Private housing developers are holding back on developments due to the uncertainty surrounding Brexit and land value losses, warn experts from law firm Clarke Willmott LLP. While new home building fund announcements have been welcomed, as they indicate a shift towards a more flexible approach towards homes being built for rent as well as for sale, fewer planning applications are being granted permission according to social housing experts at the firm.

At Clarke Willmott’s Autumn Housing Conference, lawyers warned this could lead to private developers ‘land banking’ which will impact on the overall supply of housing.

Jonathan Hulley, partner and joint head of the social housing sector at Clarke Willmott, said: “There is definitely a changing landscape which we are helping our clients navigate their way through. There are unknowns, the biggest one being the implications from Brexit, but there are also opportunities, for registered providers in particular, from the proposed deregulation reforms of the Housing and Planning Act and from the recent government housing announcements.

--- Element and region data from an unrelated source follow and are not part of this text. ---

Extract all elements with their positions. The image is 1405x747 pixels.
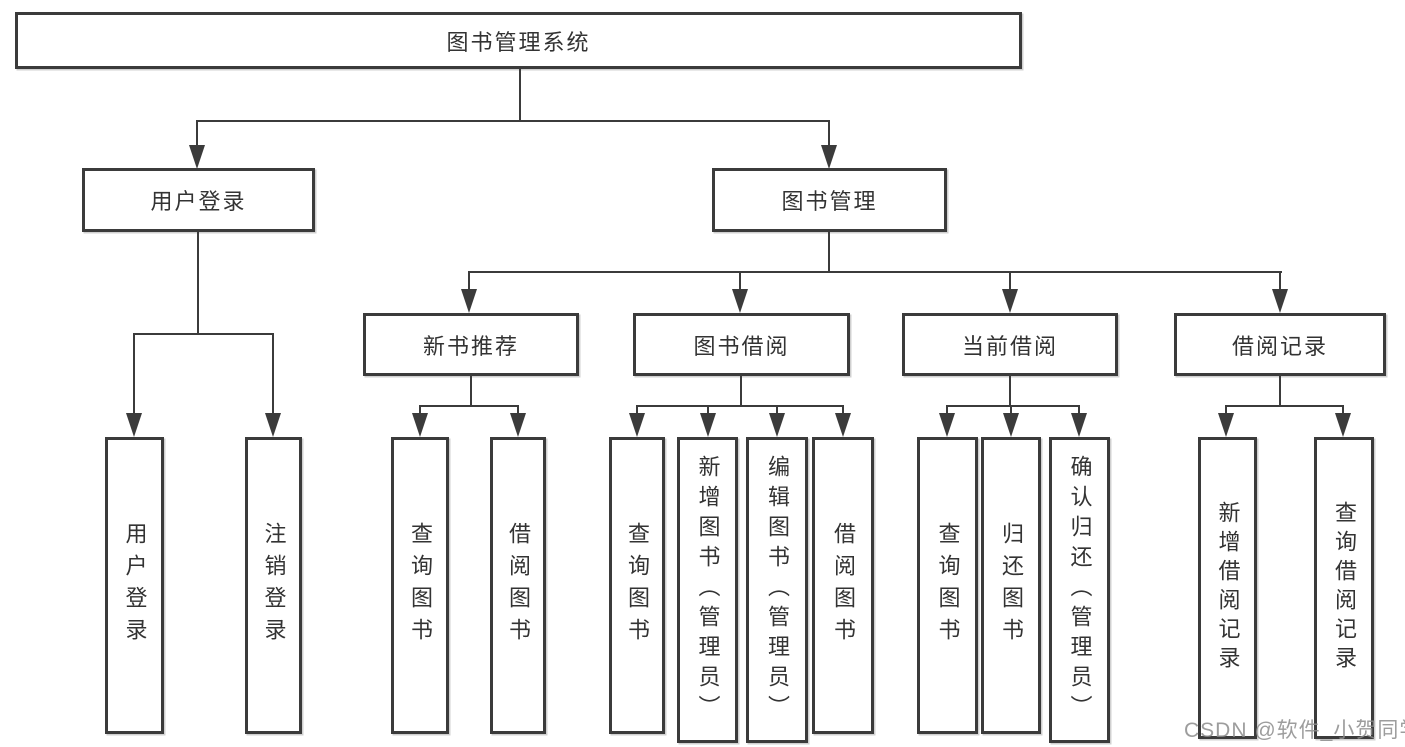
connector-line xyxy=(636,405,638,415)
arrow-head xyxy=(1002,289,1018,313)
leaf-add-borrow-record-label: 新增借阅记录 xyxy=(1215,501,1241,675)
connector-line xyxy=(1279,376,1281,407)
node-borrow-records: 借阅记录 xyxy=(1174,313,1386,376)
arrow-head xyxy=(1272,289,1288,313)
connector-line xyxy=(946,405,948,415)
leaf-logout: 注销登录 xyxy=(245,437,302,734)
leaf-logout-label: 注销登录 xyxy=(261,521,287,650)
leaf-confirm-return-admin: 确认归还（管理员） xyxy=(1049,437,1110,743)
connector-line xyxy=(196,120,198,148)
arrow-head xyxy=(1335,413,1351,437)
connector-line xyxy=(133,333,135,415)
leaf-add-book-admin: 新增图书（管理员） xyxy=(677,437,738,743)
arrow-head xyxy=(412,413,428,437)
arrow-head xyxy=(700,413,716,437)
leaf-add-book-admin-label: 新增图书（管理员） xyxy=(695,455,721,725)
connector-line xyxy=(828,120,830,148)
arrow-head xyxy=(461,289,477,313)
connector-line xyxy=(739,271,741,291)
arrow-head xyxy=(1071,413,1087,437)
connector-line xyxy=(776,405,778,415)
arrow-head xyxy=(939,413,955,437)
arrow-head xyxy=(629,413,645,437)
node-root-label: 图书管理系统 xyxy=(446,29,591,55)
leaf-recommend-query-books-label: 查询图书 xyxy=(408,521,433,650)
connector-line xyxy=(272,333,274,415)
node-book-management-label: 图书管理 xyxy=(781,189,878,214)
connector-line xyxy=(1009,376,1011,407)
node-user-login: 用户登录 xyxy=(82,168,315,232)
node-borrow-records-label: 借阅记录 xyxy=(1231,333,1328,359)
node-user-login-label: 用户登录 xyxy=(150,189,247,214)
arrow-head xyxy=(1003,413,1019,437)
leaf-recommend-borrow-books-label: 借阅图书 xyxy=(506,521,531,650)
node-current-borrow: 当前借阅 xyxy=(902,313,1118,376)
leaf-recommend-borrow-books: 借阅图书 xyxy=(490,437,546,734)
arrow-head xyxy=(732,289,748,313)
csdn-watermark: CSDN @软件_小贺同学 xyxy=(1184,719,1405,742)
leaf-add-borrow-record: 新增借阅记录 xyxy=(1198,437,1257,739)
node-book-borrow-label: 图书借阅 xyxy=(693,333,790,359)
arrow-head xyxy=(835,413,851,437)
leaf-query-borrow-record-label: 查询借阅记录 xyxy=(1332,501,1357,675)
leaf-borrow-books: 借阅图书 xyxy=(812,437,874,734)
connector-line xyxy=(196,120,830,122)
leaf-query-borrow-record: 查询借阅记录 xyxy=(1314,437,1374,739)
leaf-user-login: 用户登录 xyxy=(105,437,164,734)
connector-line xyxy=(1078,405,1080,415)
connector-line xyxy=(636,405,844,407)
arrow-head xyxy=(769,413,785,437)
connector-line xyxy=(419,405,519,407)
connector-line xyxy=(1225,405,1227,415)
leaf-return-books: 归还图书 xyxy=(981,437,1041,734)
leaf-borrow-query-books-label: 查询图书 xyxy=(625,521,650,650)
connector-line xyxy=(1279,271,1281,291)
leaf-borrow-query-books: 查询图书 xyxy=(609,437,665,734)
arrow-head xyxy=(189,145,205,169)
connector-line xyxy=(197,232,199,335)
arrow-head xyxy=(510,413,526,437)
leaf-edit-book-admin-label: 编辑图书（管理员） xyxy=(765,455,790,725)
connector-line xyxy=(828,232,830,273)
connector-line xyxy=(842,405,844,415)
arrow-head xyxy=(1218,413,1234,437)
connector-line xyxy=(519,68,521,121)
arrow-head xyxy=(265,413,281,437)
connector-line xyxy=(1342,405,1344,415)
connector-line xyxy=(517,405,519,415)
connector-line xyxy=(133,333,274,335)
leaf-confirm-return-admin-label: 确认归还（管理员） xyxy=(1067,455,1093,725)
leaf-borrow-books-label: 借阅图书 xyxy=(831,521,856,650)
connector-line xyxy=(1009,271,1011,291)
leaf-user-login-label: 用户登录 xyxy=(122,521,148,650)
connector-line xyxy=(1010,405,1012,415)
connector-line xyxy=(707,405,709,415)
node-current-borrow-label: 当前借阅 xyxy=(961,333,1058,359)
connector-line xyxy=(468,271,1282,273)
node-book-borrow: 图书借阅 xyxy=(633,313,850,376)
leaf-return-books-label: 归还图书 xyxy=(999,521,1024,650)
connector-line xyxy=(740,376,742,407)
arrow-head xyxy=(821,145,837,169)
leaf-current-query-books: 查询图书 xyxy=(917,437,978,734)
leaf-current-query-books-label: 查询图书 xyxy=(935,521,961,650)
leaf-recommend-query-books: 查询图书 xyxy=(391,437,449,734)
node-new-book-recommend-label: 新书推荐 xyxy=(422,333,519,359)
connector-line xyxy=(1225,405,1344,407)
connector-line xyxy=(419,405,421,415)
leaf-edit-book-admin: 编辑图书（管理员） xyxy=(746,437,808,743)
arrow-head xyxy=(126,413,142,437)
node-new-book-recommend: 新书推荐 xyxy=(363,313,579,376)
connector-line xyxy=(468,271,470,291)
node-book-management: 图书管理 xyxy=(712,168,947,232)
connector-line xyxy=(946,405,1080,407)
connector-line xyxy=(470,376,472,407)
node-root: 图书管理系统 xyxy=(15,12,1022,69)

“At our conference we covered these topics as well as focussing on delivering social value through procurement and how social landlords can make the most of their contractors and partners for the benefit of their communities.”

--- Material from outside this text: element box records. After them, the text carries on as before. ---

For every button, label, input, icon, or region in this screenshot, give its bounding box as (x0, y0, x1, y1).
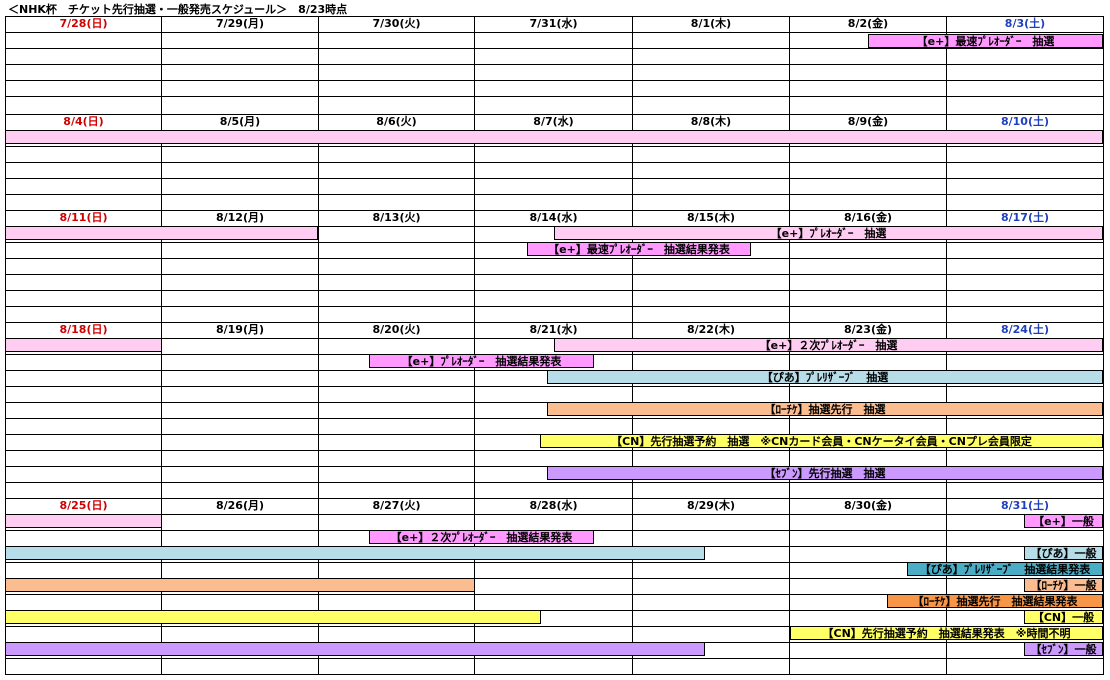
grid-hline (5, 498, 1103, 499)
grid-hline (5, 16, 1103, 17)
grid-vline (474, 16, 475, 675)
day-header: 8/16(金) (843, 211, 893, 224)
grid-subline (5, 146, 1103, 147)
day-header: 8/19(月) (215, 323, 265, 336)
grid-vline (1103, 16, 1104, 675)
day-header: 8/4(日) (63, 115, 104, 128)
event-bar[interactable]: 【e+】最速ﾌﾟﾚｵｰﾀﾞｰ 抽選結果発表 (527, 242, 751, 256)
grid-subline (5, 274, 1103, 275)
day-header: 8/28(水) (529, 499, 578, 512)
day-header: 8/15(木) (686, 211, 736, 224)
grid-subline (5, 64, 1103, 65)
page-title: ＜NHK杯 チケット先行抽選・一般発売スケジュール＞ 8/23時点 (8, 3, 348, 16)
grid-hline (5, 210, 1103, 211)
event-bar[interactable]: 【ﾛｰﾁｹ】抽選先行 抽選 (547, 402, 1103, 416)
day-header: 8/22(木) (686, 323, 736, 336)
event-bar[interactable]: 【e+】一般 (1024, 514, 1103, 528)
day-header: 8/6(火) (376, 115, 417, 128)
grid-subline (5, 290, 1103, 291)
day-header: 8/25(日) (59, 499, 108, 512)
grid-subline (5, 450, 1103, 451)
day-header: 8/13(火) (372, 211, 421, 224)
day-header: 8/3(土) (1004, 17, 1046, 30)
day-header: 8/2(金) (847, 17, 889, 30)
grid-subline (5, 626, 1103, 627)
grid-subline (5, 178, 1103, 179)
day-header: 7/29(月) (215, 17, 265, 30)
event-bar[interactable] (5, 514, 162, 528)
day-header: 8/1(木) (690, 17, 732, 30)
grid-subline (5, 418, 1103, 419)
event-bar[interactable]: 【e+】２次ﾌﾟﾚｵｰﾀﾞｰ 抽選結果発表 (369, 530, 594, 544)
event-bar[interactable] (5, 578, 475, 592)
day-header: 7/28(日) (59, 17, 108, 30)
event-bar[interactable] (5, 130, 1103, 144)
grid-subline (5, 96, 1103, 97)
event-bar[interactable]: 【e+】２次ﾌﾟﾚｵｰﾀﾞｰ 抽選 (554, 338, 1103, 352)
day-header: 8/12(月) (215, 211, 265, 224)
day-header: 8/21(水) (529, 323, 578, 336)
day-header: 8/23(金) (843, 323, 893, 336)
event-bar[interactable]: 【ﾛｰﾁｹ】抽選先行 抽選結果発表 (887, 594, 1103, 608)
event-bar[interactable]: 【ﾛｰﾁｹ】一般 (1024, 578, 1103, 592)
grid-subline (5, 386, 1103, 387)
day-header: 8/29(木) (686, 499, 736, 512)
day-header: 8/17(土) (1000, 211, 1050, 224)
day-header: 7/31(水) (529, 17, 578, 30)
day-header: 8/8(木) (690, 115, 732, 128)
event-bar[interactable]: 【ｾﾌﾞﾝ】先行抽選 抽選 (547, 466, 1103, 480)
grid-subline (5, 258, 1103, 259)
day-header: 8/14(水) (529, 211, 578, 224)
event-bar[interactable]: 【e+】最速ﾌﾟﾚｵｰﾀﾞｰ 抽選 (868, 34, 1103, 48)
grid-subline (5, 482, 1103, 483)
grid-hline (5, 674, 1103, 675)
day-header: 8/27(火) (372, 499, 421, 512)
event-bar[interactable] (5, 642, 705, 656)
event-bar[interactable]: 【e+】ﾌﾟﾚｵｰﾀﾞｰ 抽選結果発表 (369, 354, 594, 368)
day-header: 8/31(土) (1000, 499, 1050, 512)
event-bar[interactable]: 【ｾﾌﾞﾝ】一般 (1024, 642, 1103, 656)
day-header: 8/30(金) (843, 499, 893, 512)
grid-subline (5, 48, 1103, 49)
grid-hline (5, 32, 1103, 33)
event-bar[interactable]: 【CN】一般 (1024, 610, 1103, 624)
grid-subline (5, 80, 1103, 81)
day-header: 8/26(月) (215, 499, 265, 512)
grid-subline (5, 658, 1103, 659)
grid-vline (318, 16, 319, 675)
day-header: 8/11(日) (59, 211, 108, 224)
event-bar[interactable] (5, 610, 541, 624)
grid-subline (5, 306, 1103, 307)
grid-subline (5, 162, 1103, 163)
day-header: 8/20(火) (372, 323, 421, 336)
day-header: 7/30(火) (372, 17, 421, 30)
event-bar[interactable] (5, 546, 705, 560)
event-bar[interactable]: 【CN】先行抽選予約 抽選結果発表 ※時間不明 (790, 626, 1103, 640)
event-bar[interactable] (5, 226, 318, 240)
grid-subline (5, 594, 1103, 595)
event-bar[interactable]: 【ぴあ】ﾌﾟﾚﾘｻﾞｰﾌﾞ 抽選 (547, 370, 1103, 384)
day-header: 8/9(金) (847, 115, 889, 128)
grid-subline (5, 562, 1103, 563)
grid-subline (5, 578, 1103, 579)
grid-hline (5, 114, 1103, 115)
day-header: 8/18(日) (59, 323, 108, 336)
event-bar[interactable] (5, 338, 162, 352)
grid-subline (5, 610, 1103, 611)
day-header: 8/10(土) (1000, 115, 1050, 128)
day-header: 8/24(土) (1000, 323, 1050, 336)
event-bar[interactable]: 【ぴあ】ﾌﾟﾚﾘｻﾞｰﾌﾞ 抽選結果発表 (907, 562, 1103, 576)
grid-hline (5, 322, 1103, 323)
grid-subline (5, 194, 1103, 195)
day-header: 8/5(月) (219, 115, 261, 128)
grid-hline (5, 514, 1103, 515)
event-bar[interactable]: 【e+】ﾌﾟﾚｵｰﾀﾞｰ 抽選 (554, 226, 1103, 240)
day-header: 8/7(水) (533, 115, 574, 128)
event-bar[interactable]: 【CN】先行抽選予約 抽選 ※CNカード会員・CNケータイ会員・CNプレ会員限定 (540, 434, 1103, 448)
event-bar[interactable]: 【ぴあ】一般 (1024, 546, 1103, 560)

Government announcements have included a focus on housing as a key industry. With a budget of £20 billion over the next 5 years, including the £3 billion Home Building Fund which is to provide loans to facilitate 25,000 homes by 2020; £2 billion funding for infrastructure and £2 billion on ‘Accelerated Construction Schemes’ designed to unlock development on public land, housing is a topic at the top of the agenda. 

The announcements follow the call from housing sector bodies and housing associations to introduce flexibility over the funding rules for housing to build homes for rent as well as to buy. 

Chimi Shakohoxha, partner and joint head of the social housing sector at Clarke Willmott, said: “In these times when the economy is looking more fragile and there is an increased risk to community cohesion, what social landlords do is even more important to ensure communities remain together.

“With an increasing focus on commercial activities, developing for market sale and rent and managing more diverse and mixed estates, the job of being a social landlord has never been more challenging.

“The conference was useful for lawyers and housing professionals to come together to discuss the issues of the day and look into the future to find solutions that are right and work for the business, landlords and communities.”